As businesses set more ambitious environmental, social and governance (ESG) goals, their sustainability and technology strategies need to become more tightly aligned to gain competitive advantage, financial value and a lasting positive impact on society and the environment, according to new research from Accenture (NYSE: ACN). However, only 7% of respondents have fully integrated their business, technology and sustainability strategies today.
All 560 companies surveyed as part of the report, Uniting Technology and Sustainability: How to Get Full Value From Your Sustainable Technology Strategy, ranked technology as important or very important for achieving their sustainability goals. While companies see clear value in having an integrated strategy, they cite a lack of solutions and standards (40%), complexity (33%) and lack of awareness of unintended consequences of technology (20%) as barriers to reaching their goals. This gap between intent and action leads companies to make trade-offs between business and sustainability goals — trade-offs that can be reduced or eliminated with a holistic, sustainable technology strategy.
Chief Information Officers (CIOs) can play a critical role in supporting their company’s overall transformation efforts and should have a seat at the table on sustainability decisions. But most do not. In fact, only 49% of CIOs are part of the leadership team setting sustainability goals, and just 45% are assessed on achieving these goals.

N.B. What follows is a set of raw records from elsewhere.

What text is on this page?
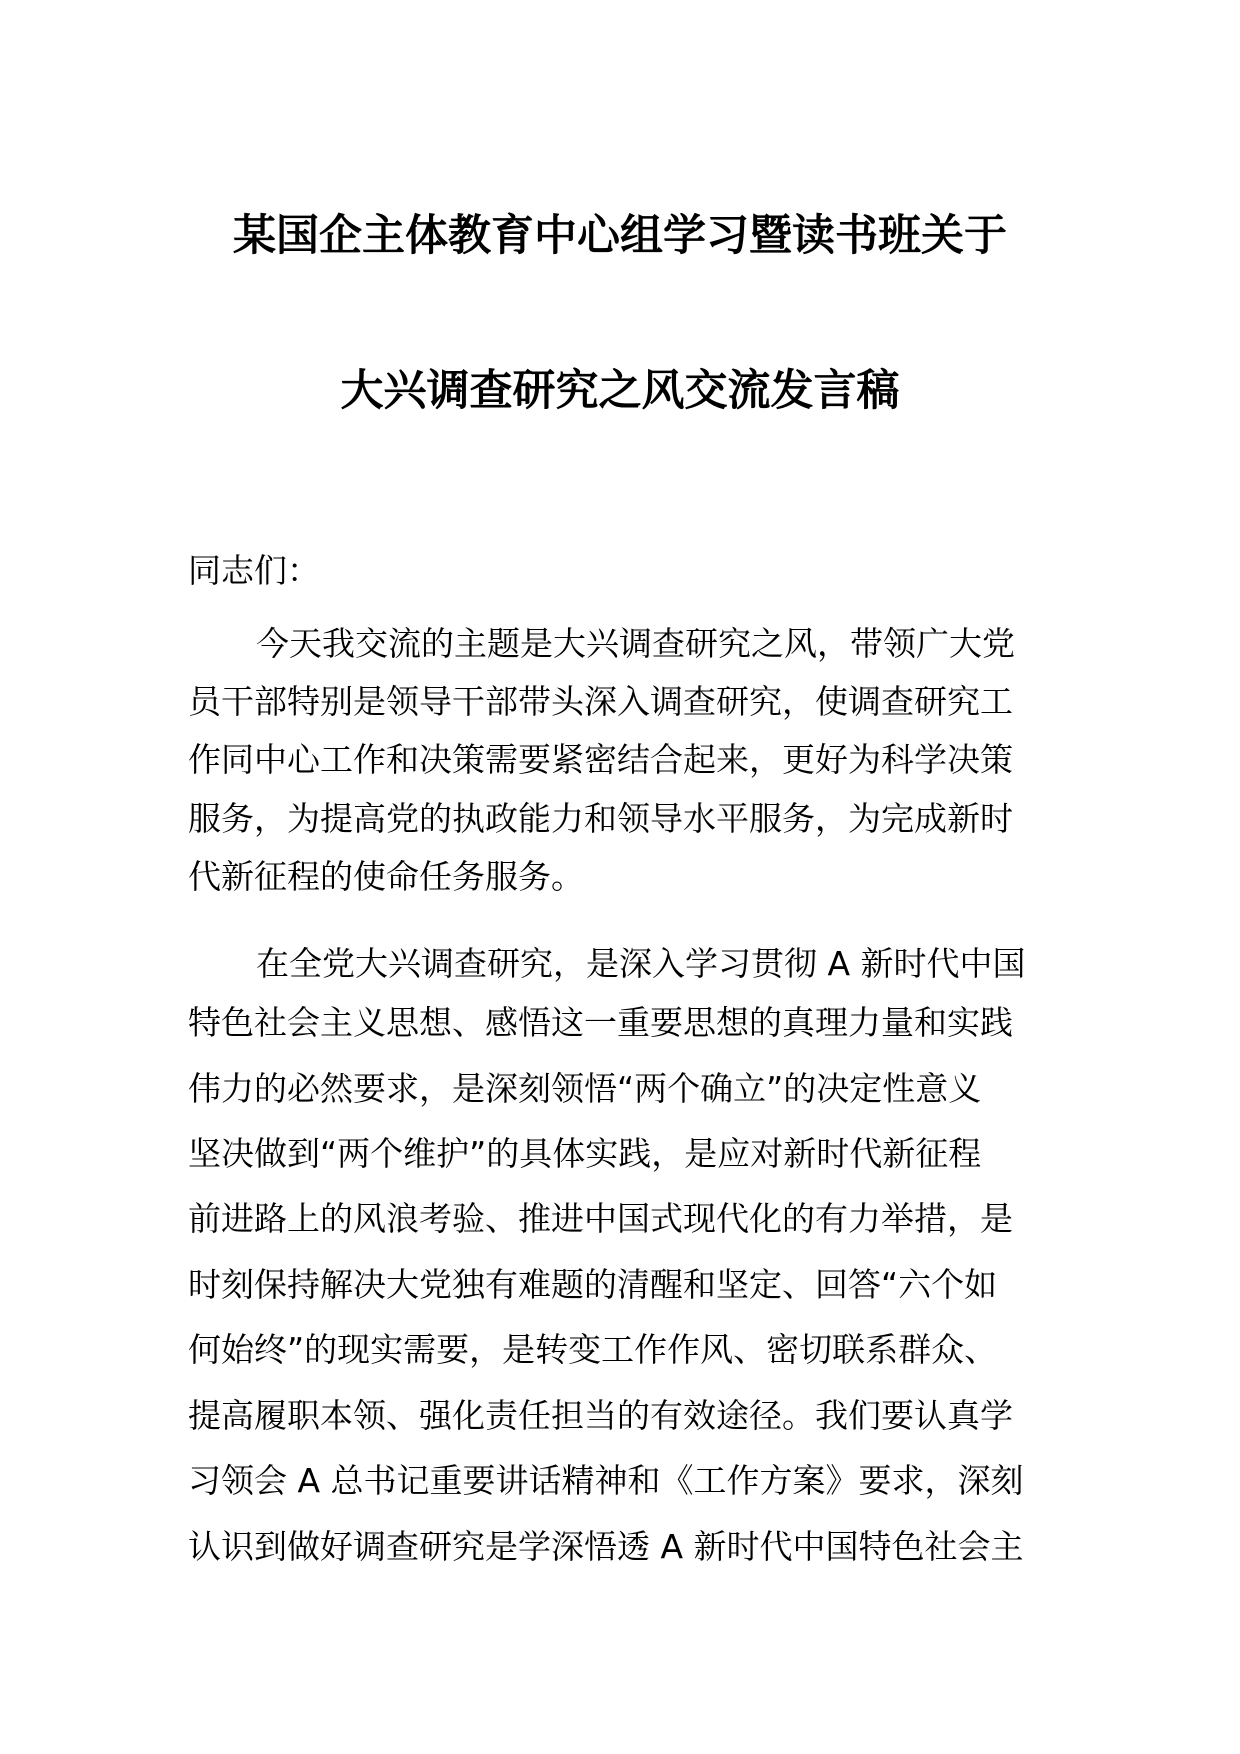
某国企主体教育中心组学习暨读书班关于
大兴调查研究之风交流发言稿
同志们：
今天我交流的主题是大兴调查研究之风，带领广大党
员干部特别是领导干部带头深入调查研究，使调查研究工
作同中心工作和决策需要紧密结合起来，更好为科学决策
服务，为提高党的执政能力和领导水平服务，为完成新时
代新征程的使命任务服务。
在全党大兴调查研究，是深入学习贯彻 A 新时代中国
特色社会主义思想、感悟这一重要思想的真理力量和实践
伟力的必然要求，是深刻领悟“两个确立”的决定性意义
坚决做到“两个维护”的具体实践，是应对新时代新征程
前进路上的风浪考验、推进中国式现代化的有力举措，是
时刻保持解决大党独有难题的清醒和坚定、回答“六个如
何始终”的现实需要，是转变工作作风、密切联系群众、
提高履职本领、强化责任担当的有效途径。我们要认真学
习领会 A 总书记重要讲话精神和《工作方案》要求，深刻
认识到做好调查研究是学深悟透 A 新时代中国特色社会主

“Every business must be a sustainable business and technology is a critical and fundamental enabler –from improving transparency and traceability in global supply chains, to helping measure and reduce carbon emissions,” said Sanjay Podder, Technology Sustainability Innovation lead at Accenture. “It is no longer simply optional to put sustainability at the core of how organizations operate. A sustainable technology strategy — one that embeds sustainability in technology, drives sustainability by technology, and scales sustainability by engaging the ecosystem — will help companies deliver 360° value and contribute to the achievement of their broader sustainability goals.”
An effective sustainable technology strategy helps drive business growth and ESG performance by delivering on three key imperatives:
- Sustainability by technology: Using the power of technology to enable and accelerate sustainability efforts across the organization. Ninety-two percent of companies surveyed aim to achieve net-zero targets by 2030, which will require deployment of advanced technologies to measure, reduce and remove an organization’s carbon footprint. Technology is also key for moving toward responsible value chains; promoting sustainable choices for customers; and building a sustainable organization. Of the companies surveyed that successfully reduced emissions in production and operations, 70% used artificial intelligence (AI) to do it.

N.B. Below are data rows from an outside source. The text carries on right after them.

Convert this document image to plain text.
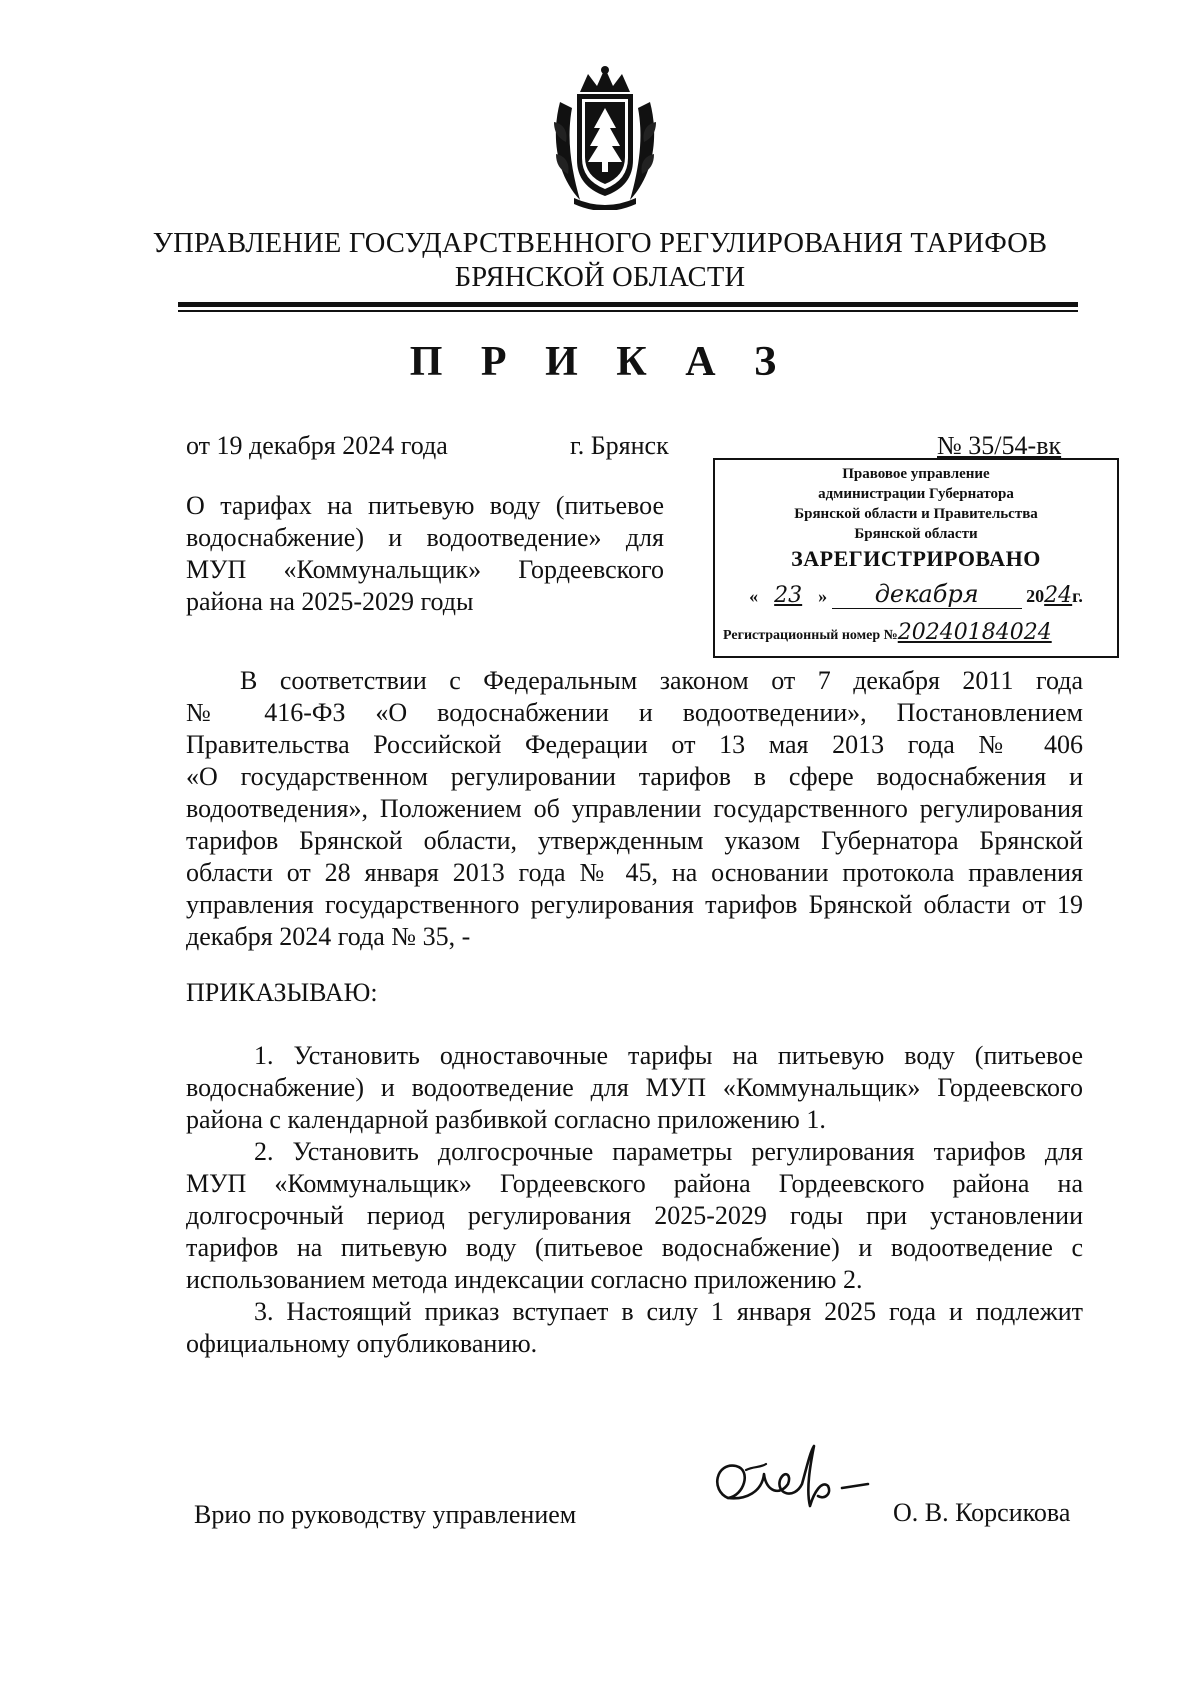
УПРАВЛЕНИЕ ГОСУДАРСТВЕННОГО РЕГУЛИРОВАНИЯ ТАРИФОВ
БРЯНСКОЙ ОБЛАСТИ
П Р И К А З
от 19 декабря 2024 года	г. Брянск	№ 35/54-вк
О тарифах на питьевую воду (питьевое
водоснабжение) и водоотведение» для
МУП «Коммунальщик» Гордеевского
района на 2025-2029 годы
Правовое управление
администрации Губернатора
Брянской области и Правительства
Брянской области
ЗАРЕГИСТРИРОВАНО
« 23 » декабря	2024г.
Регистрационный номер №20240184024
В соответствии с Федеральным законом от 7 декабря 2011 года
№ 416-ФЗ «О водоснабжении и водоотведении», Постановлением
Правительства Российской Федерации от 13 мая 2013 года № 406
«О государственном регулировании тарифов в сфере водоснабжения и
водоотведения», Положением об управлении государственного регулирования
тарифов Брянской области, утвержденным указом Губернатора Брянской
области от 28 января 2013 года № 45, на основании протокола правления
управления государственного регулирования тарифов Брянской области от 19
декабря 2024 года № 35, -
ПРИКАЗЫВАЮ:
1. Установить одноставочные тарифы на питьевую воду (питьевое
водоснабжение) и водоотведение для МУП «Коммунальщик» Гордеевского
района с календарной разбивкой согласно приложению 1.
2. Установить долгосрочные параметры регулирования тарифов для
МУП «Коммунальщик» Гордеевского района Гордеевского района на
долгосрочный период регулирования 2025-2029 годы при установлении
тарифов на питьевую воду (питьевое водоснабжение) и водоотведение с
использованием метода индексации согласно приложению 2.
3. Настоящий приказ вступает в силу 1 января 2025 года и подлежит
официальному опубликованию.
Врио по руководству управлением	О. В. Корсикова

- Sustainability in technology: Protecting people and the planet by making technology itself progressively more sustainable. As more people go online and the use of technology increases, so do the carbon emissions from IT. Embracing green software that is both carbon efficient and carbon aware; building trustworthy systems that incorporate privacy, fairness, transparency, robustness and accessibility; and instituting the right governance mechanisms must be prioritized. Only two of the 560 companies surveyed said they consider energy efficiency at all stages of the software development lifecycle, indicating considerable room for improvement. The report identifies a robust green software development framework that prioritizes material emissions areas including the software development life cycle, as well as green digital experience, cloud, edge, data centers, AI, distributed ledger technology and infrastructure.

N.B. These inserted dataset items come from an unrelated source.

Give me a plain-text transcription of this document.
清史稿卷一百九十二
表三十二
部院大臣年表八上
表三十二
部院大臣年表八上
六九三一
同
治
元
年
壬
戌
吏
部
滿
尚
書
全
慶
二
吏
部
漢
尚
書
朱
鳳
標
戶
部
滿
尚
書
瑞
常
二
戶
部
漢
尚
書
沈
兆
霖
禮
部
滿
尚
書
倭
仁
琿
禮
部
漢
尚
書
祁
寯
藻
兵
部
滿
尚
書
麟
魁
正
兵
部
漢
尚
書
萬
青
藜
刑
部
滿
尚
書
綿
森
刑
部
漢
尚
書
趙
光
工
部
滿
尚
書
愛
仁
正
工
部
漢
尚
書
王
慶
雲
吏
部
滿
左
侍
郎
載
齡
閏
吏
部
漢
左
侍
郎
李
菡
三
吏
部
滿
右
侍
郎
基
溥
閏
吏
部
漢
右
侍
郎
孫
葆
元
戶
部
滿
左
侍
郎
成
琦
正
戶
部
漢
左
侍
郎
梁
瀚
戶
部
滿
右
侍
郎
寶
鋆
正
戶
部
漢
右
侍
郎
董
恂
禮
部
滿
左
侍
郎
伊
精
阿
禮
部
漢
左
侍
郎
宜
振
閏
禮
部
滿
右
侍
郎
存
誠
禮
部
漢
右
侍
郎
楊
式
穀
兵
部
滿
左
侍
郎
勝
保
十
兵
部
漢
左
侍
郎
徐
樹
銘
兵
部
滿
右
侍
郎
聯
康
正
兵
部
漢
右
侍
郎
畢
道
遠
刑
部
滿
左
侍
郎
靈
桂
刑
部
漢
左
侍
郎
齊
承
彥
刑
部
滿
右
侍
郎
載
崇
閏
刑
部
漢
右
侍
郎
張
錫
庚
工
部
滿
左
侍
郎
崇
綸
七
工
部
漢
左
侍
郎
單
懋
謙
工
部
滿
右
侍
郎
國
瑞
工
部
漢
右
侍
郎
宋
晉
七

- Sustainability at scale: Pursuing breakthrough innovation with ecosystem partners to develop radically different and more sustainable ways of doing business in the future. No organization can address global sustainability challenges at scale on its own. Companies must work beyond the boundaries of their own organizations to meet the United Nations Sustainable Development Goals (SDGs). Forty-three percent of companies surveyed are now joining industry collaborations, alliances and advocacy groups focused on eco-friendly technology.
Podder added: “Creating and implementing a comprehensive sustainable technology strategy — one that uses technology to drive sustainability at scale while also making technology itself more sustainable — is now the core mission of the purpose-driven CIO. The responsibility is huge, but the opportunity to drive new sources of value and lead the way to a more sustainable future is even bigger.”
Accenture is committed to sustainability across each of the three imperatives, embedding sustainability in everything it does and with everyone it works with. In fact, 95% percent of Accenture’s applications are in the public cloud. A founding and steering member of the Green Software Foundation, Accenture is helping to set standards and catalyze action across industries. It has developed its own green software framework, tools and best practices, and has trained more than 70,000 of its developers on sustainable software engineering practices. Accenture also collaborates with partners — from the largest software and cloud companies to small, disruptive innovators — to help clients achieve their sustainability objectives and deliver outcomes.